Saudi national Sanafi al-Nasr was killed in an air attack in the northwest of Syria
Secretary of Defense Ash Carter at the Pentagon 15 October in Arlington, Virginia (AFP)

The leader of a group of Al-Qaeda veterans which Washington calls the "Khorasan group" has been killed in a coalition airstrike in Syria, the Pentagon said on Sunday.

Sanafi al-Nasr, a Saudi national also known as Abdul Mohsen Abdullah Ibrahim al-Sharikh, was killed in an air attack in the northwest of the country Thursday, it said.

"This operation deals a significant blow to the Khorasan group's plans to attack the United States and our allies," Secretary of Defense Ash Carter said in a statement.

Syrian Observatory for Human Rights, a Britain-based monitoring group, had reported al-Nasr's death on Friday, saying he was killed in a strike in Aleppo province.

Al-Nasr was listed as a "specially designated global terrorist" by the US Treasury Department in 2014. He had been erroneously reported dead in the past.

"The United States will not relent in its mission to degrade, disrupt and destroy Al-Qaeda and its remnants," added Carter. 

The Pentagon described al-Nasr as a "long-time jihadist" who funnelled money and fighters for Al-Qaeda and said he was the fifth senior Khorasan gtroup leader killed in the last four months.

Some, however, claim the Khorasan Group doesn't exist.
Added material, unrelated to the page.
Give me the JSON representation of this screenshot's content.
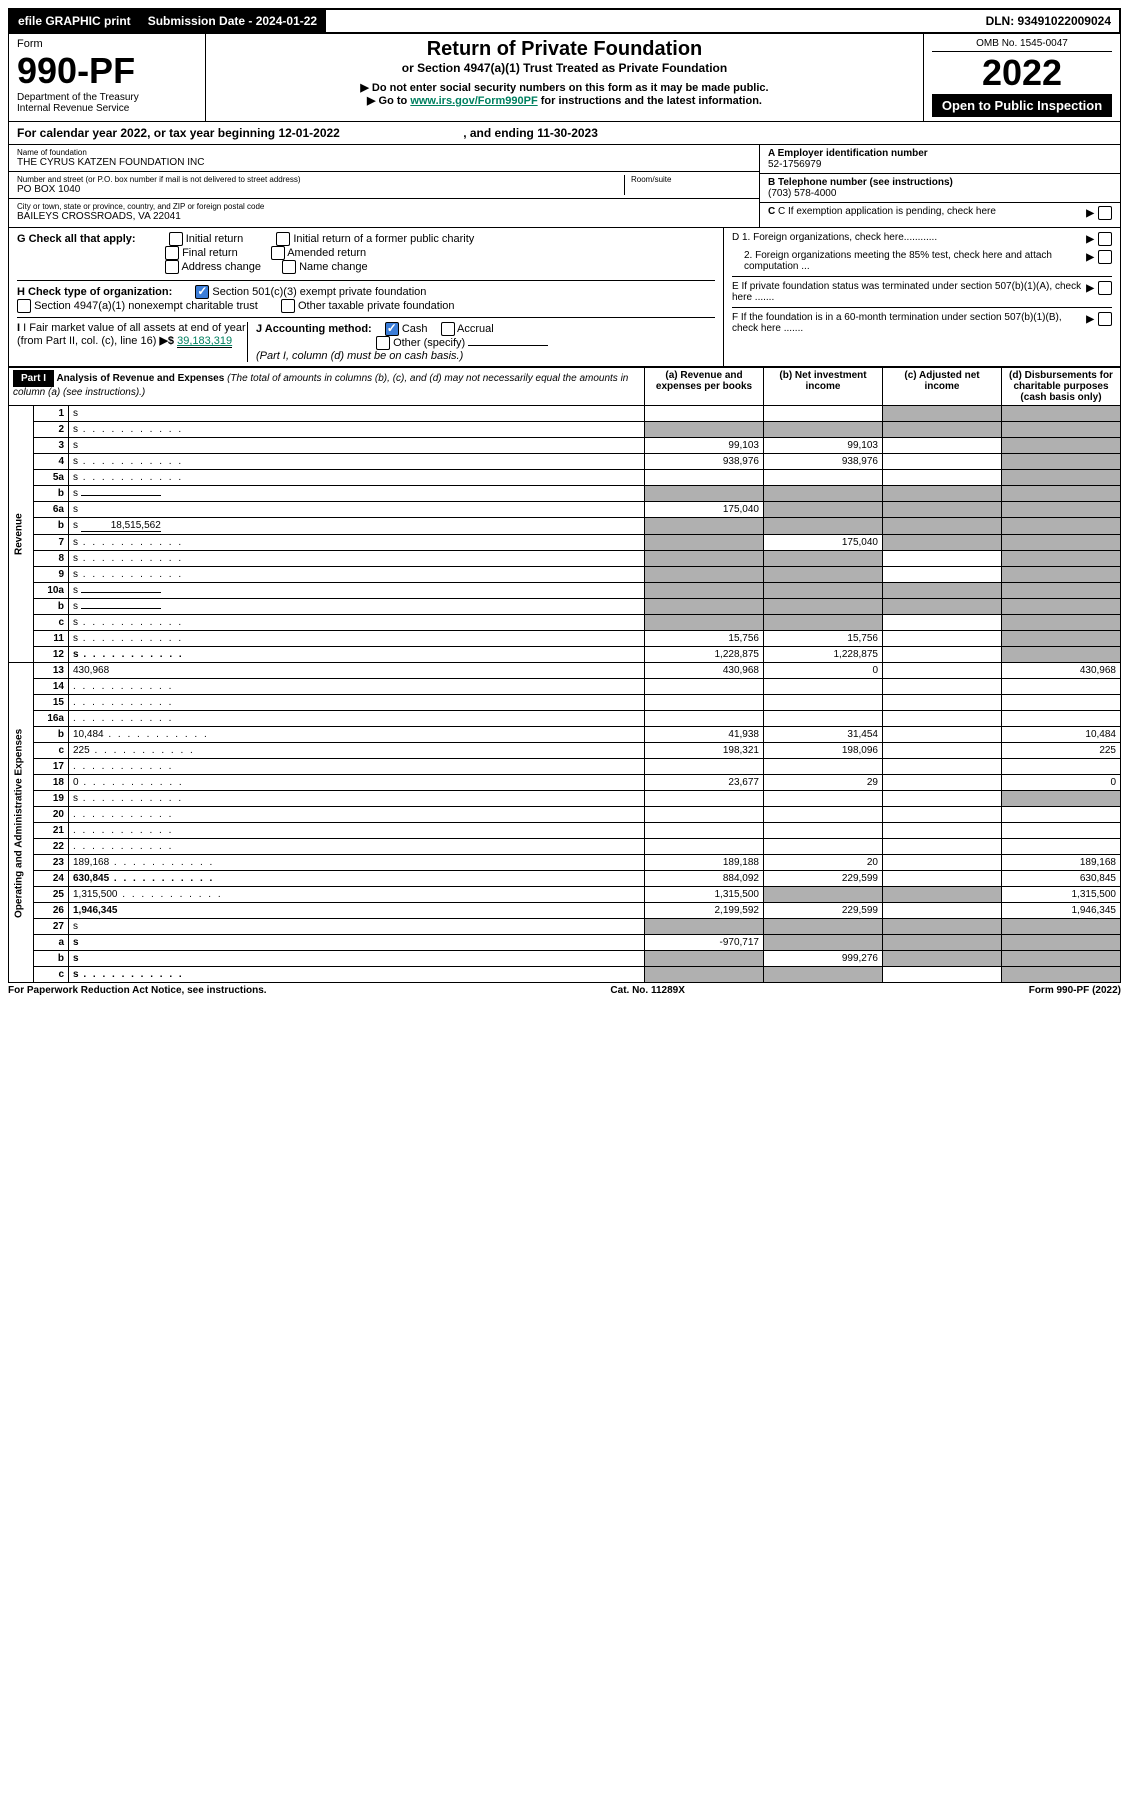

A spokesperson for Al-Qaeda's affiliate in Syria, al-Nusra Front, told Al Jazeera Arabic in May 2015: “The so-called Khorasan group, supposedly active within our ranks, doesn’t exist. We first heard about it via the media after the US-led coalition bombed us. It is merely a Western invention to justify the bombings on us. There are some brothers from Khorasan who joined our strife though.”